DAVANIN KONUSU: Marka (Maddi Tazminat İstemli)
KARAR TARİHİ: 13/07/2023
İstinaf incelemesi için dairemize gönderilen dosyanın ilk incelemesi tamamlanmış olmakla, HMK 353. ve 356. maddeleri gereğince dosya içeriğine göre duruşma yapılmasına gerek görülmeden dosya üzerinde yapılan inceleme sonucu;
G E R E Ğ İ D Ü Ş Ü N Ü L D Ü:
DAVA: Davacı vekili dava dilekçesinde; … A.Ş’nin 1991 tarihinden itibaren eğitime başlayan, binlerce öğrenci yetiştiren bir kurum olduğunu, “…” markasını 07/06/2002 tarihinde … tescil numarası ile tescil ettirdiğini, daha sonra markayı 01/06/2009 tarihinde müvekkili …’a devrettiğini, ardından marka tescilinin 07/06/2012 yılında müvekkili tarafından yenilendiğini, müvekkilinin “…”, “…”, “…” markalarını 2002 yılında TPE nezdinde tescil ettirdiğini, müvekkiline ait olan “…” marka ve logo başvurusunun bir itiraz olmaması üzerine … tescil numarası ile 03/03/2008 yılında tescil edildiğini, davalının tescilden çok daha sonra ortaya çıktığını ve müvekkiline ait “…” markasının benzer olan “…” ibaresini kullanarak müvekkilinin marka hakkını ihlal ettiğini, müvekkiline hem maddi hem de manevi zararlar verdiğini, müvekkilinin davalı şirkete karşı, markaya tecavüz ve haksız rekabetin tespiti ve men’i ile maddi ve manevi tazminat talepli olarak Mahkememiz nezdinde 2015/36 Esas ve 2016/134 Karar sayılı dosyası ile dava ikame ettiklerini, bu davada verilen kararın Yargıtay denetiminden geçerek onandığını, davalı şahsın müvekkilinin tescilli markasını bugüne kadar herhangi bir lisans sözleşmesi olmadan ve herhangi bir ücret ödemeden kullandığını ve haksız kazanç elde ettiğini iddia ederek, davalı adına tescilli … başvuru numaralı “…” ve … başvuru numaralı ” …” markalarının hükümsüzlüğünü, Mahkememiz nezdinde açılan 2015/36 Esas ve 2016/134 Karar sayılı ilamının kesinleşmesi ve dava tarihi olan 20/02/2015 tarihinden bugüne kadar müvekkilinin uğramış olduğu maddi zararların karşılığı olarak şimdilik 10.000,00 TL maddi tazminatın ticari faiziylee davalıdan tahsilini talep ve dava etmiştir.

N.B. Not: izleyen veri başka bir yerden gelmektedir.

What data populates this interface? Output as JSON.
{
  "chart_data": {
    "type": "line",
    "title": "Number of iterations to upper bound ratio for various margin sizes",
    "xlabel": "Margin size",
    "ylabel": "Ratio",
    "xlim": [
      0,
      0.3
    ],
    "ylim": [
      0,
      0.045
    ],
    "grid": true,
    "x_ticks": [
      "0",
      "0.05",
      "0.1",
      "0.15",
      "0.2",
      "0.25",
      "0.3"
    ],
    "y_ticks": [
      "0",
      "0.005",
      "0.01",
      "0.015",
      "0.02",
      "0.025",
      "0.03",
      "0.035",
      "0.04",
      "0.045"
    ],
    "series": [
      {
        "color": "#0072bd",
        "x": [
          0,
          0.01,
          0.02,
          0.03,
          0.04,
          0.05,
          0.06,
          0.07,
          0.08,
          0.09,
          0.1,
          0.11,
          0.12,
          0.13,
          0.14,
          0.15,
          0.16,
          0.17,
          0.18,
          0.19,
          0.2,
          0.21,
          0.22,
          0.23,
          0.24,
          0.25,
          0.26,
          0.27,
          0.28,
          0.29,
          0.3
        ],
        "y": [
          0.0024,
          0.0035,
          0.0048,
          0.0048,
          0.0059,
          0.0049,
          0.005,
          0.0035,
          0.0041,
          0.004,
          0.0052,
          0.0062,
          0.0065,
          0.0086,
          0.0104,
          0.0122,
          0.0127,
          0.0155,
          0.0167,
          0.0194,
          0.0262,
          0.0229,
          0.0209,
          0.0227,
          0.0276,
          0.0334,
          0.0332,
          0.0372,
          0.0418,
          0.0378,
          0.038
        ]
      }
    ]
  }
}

ISLAH:Davacı vekili 18/04/2021 tarihli dilekçesi ile, 10.000,00 TL olan maddi tazminat talebini 40.873,31 TL olarak ıslah etmiş ve harcını yatırmıştır.
CEVAP:Davalı vekili cevap dilekçesinde; çılan davanın yetkisiz mahkemede açıldığını, yetkili mahkemenin Konya mahkemeleri olduğunu, müvekkilinin marka ve sınai mülkiyet hakkı sahibi sıfatına haiz olduğunu, davanın zamanaşımı yönünden reddi gerektiğini, müvekkilinin Konya Ticaret Odası kayıtlarında 25/07/1997 tarihinde bu yana … Ticaret ve Sanayi A.Ş.ticaret unvanı ile aktif olarak ticaret hayatında yer aldığını, davacı tarafın “… Dershanesi” ismini kullanmaya başladığı 2002 yılının müvekkilinin unvanından tam beş yıl önce olduğunu, müvekkilinin 05/08/2019 tarihinden beri … tescil numaralı “… ” markasını kullandığını, eğitim hizmeti verirken ” … Koleji” ve ” … Eğitim Kurumları” markalarını kullanmadığını, davacının işbu davayı açmakta herhangi bir hukuki yararının bulunmadığını, davacının maddi zararının gerçekleşmediğini bu nedenle maddi zarar talebinin de reddinin gerektiğini, davacının iddialarının gerçeği yansıtmadığını savunarak, davanın reddine karar verilmesini talep etmiştir.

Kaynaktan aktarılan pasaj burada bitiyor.